How Do Infinitely Long LC Circuits Behave?

[channel1]

Homework Statement

I'm curious about infinitely(?) long LC Circuits. Say you have a circuit (and I am going to describe this sort of like a matrix) with capacitors on the top row, inductors on the bottom row, and one inductor in each column. Assume a current with value "i" is going up through the columns. Can someone please help me understand what is going on in the system? I understand how to solve a basic LC circuit but I can't find any good examples with multiple capacitors and inductors within the same system.

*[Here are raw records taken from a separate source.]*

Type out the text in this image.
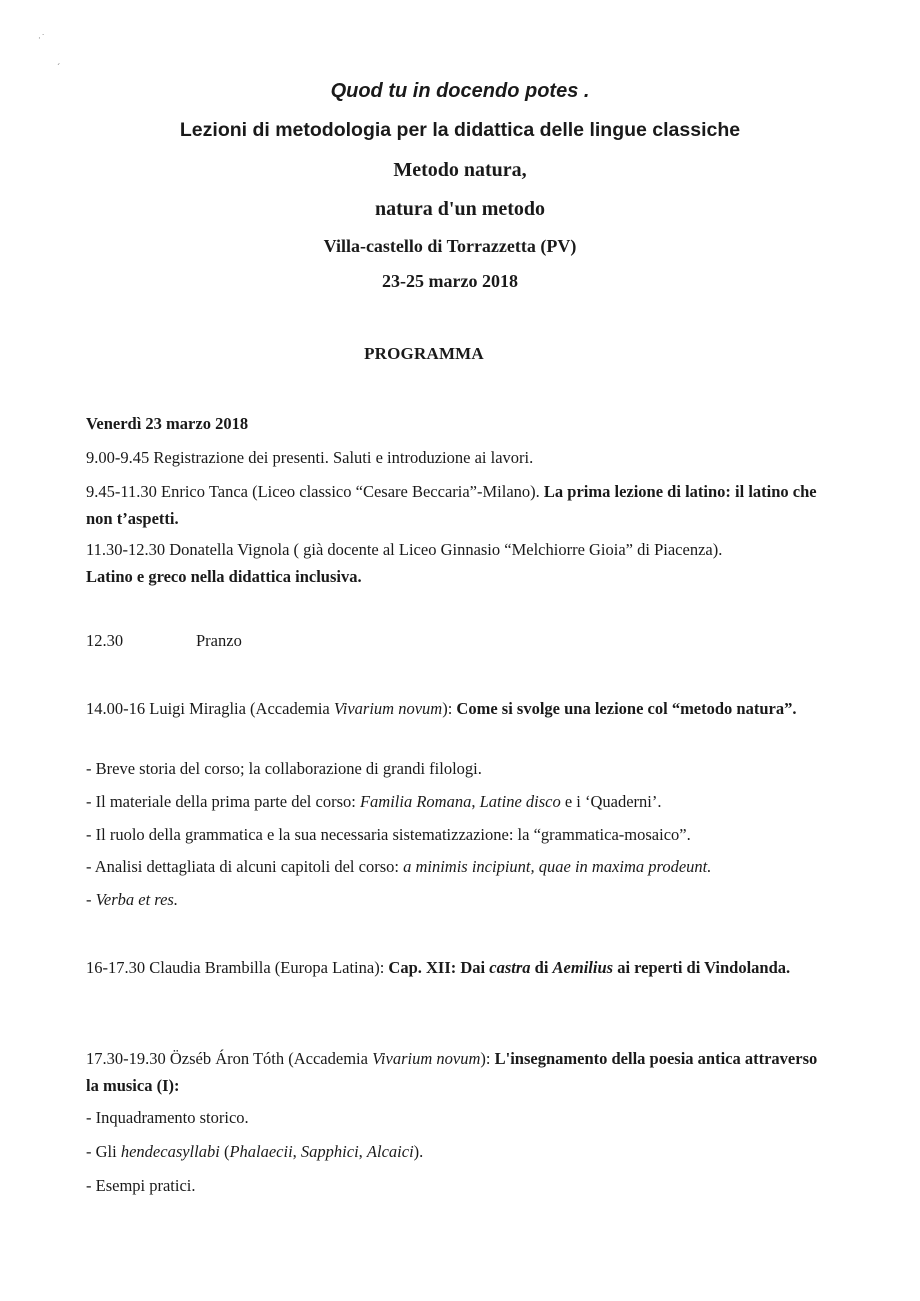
·˙
ˏ
Quod tu in docendo potes .
Lezioni di metodologia per la didattica delle lingue classiche
Metodo natura,
natura d'un metodo
Villa-castello di Torrazzetta (PV)
23-25 marzo 2018
PROGRAMMA
Venerdì 23 marzo 2018
9.00-9.45 Registrazione dei presenti. Saluti e introduzione ai lavori.
9.45-11.30 Enrico Tanca (Liceo classico “Cesare Beccaria”-Milano). La prima lezione di latino: il latino che non t’aspetti.
11.30-12.30 Donatella Vignola ( già docente al Liceo Ginnasio “Melchiorre Gioia” di Piacenza).
Latino e greco nella didattica inclusiva.
12.30	Pranzo
14.00-16 Luigi Miraglia (Accademia Vivarium novum): Come si svolge una lezione col “metodo natura”.
- Breve storia del corso; la collaborazione di grandi filologi.
- Il materiale della prima parte del corso: Familia Romana, Latine disco e i ‘Quaderni’.
- Il ruolo della grammatica e la sua necessaria sistematizzazione: la “grammatica-mosaico”.
- Analisi dettagliata di alcuni capitoli del corso: a minimis incipiunt, quae in maxima prodeunt.
- Verba et res.
16-17.30 Claudia Brambilla (Europa Latina): Cap. XII: Dai castra di Aemilius ai reperti di Vindolanda.
17.30-19.30 Özséb Áron Tóth (Accademia Vivarium novum): L'insegnamento della poesia antica attraverso la musica (I):
- Inquadramento storico.
- Gli hendecasyllabi (Phalaecii, Sapphici, Alcaici).
- Esempi pratici.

----C---------C---------C----
l l
L L
l l
----L---------L---------L----

Homework Equations

C(series) = (1/C + 1/C +...)^-1
C(parallel) = C+C+...
L(series) = L+L+...
L(parallel) = (1/L + 1/L +...)^-1

The Attempt at a Solution

I tried looking at this as as 2 repeating series: (a capacitor and inductor in series) + (an inductor in parallel with (a capacitor and inductor in series)) but i don't think that's right...

 

[channel1]

ugh this website auto "corrected" my diagram -_- the columns go in the spaces between the rows (so not directly under the capacitors but directly under the "-----" gaps)

 

[channel1]

actually this is a much better diagram that i found, unfortunately the couldn't figure it out either: http://i.imgur.com/YJDaD.png

 

[gneill]

Usually with these sorts of problems the idea is to identify a 'unit cell' of what comprises the ladder network and then assume that, since it is infinite in length, adding one more cell to the front end ( or back end) won't change the impedance.

You end up with an equation that goes something like Z = Z + Zcell, or Z = Z || Zcell, or something similar. Of course you might have to deal with series or parallel bits when the cell is added, but you get the idea.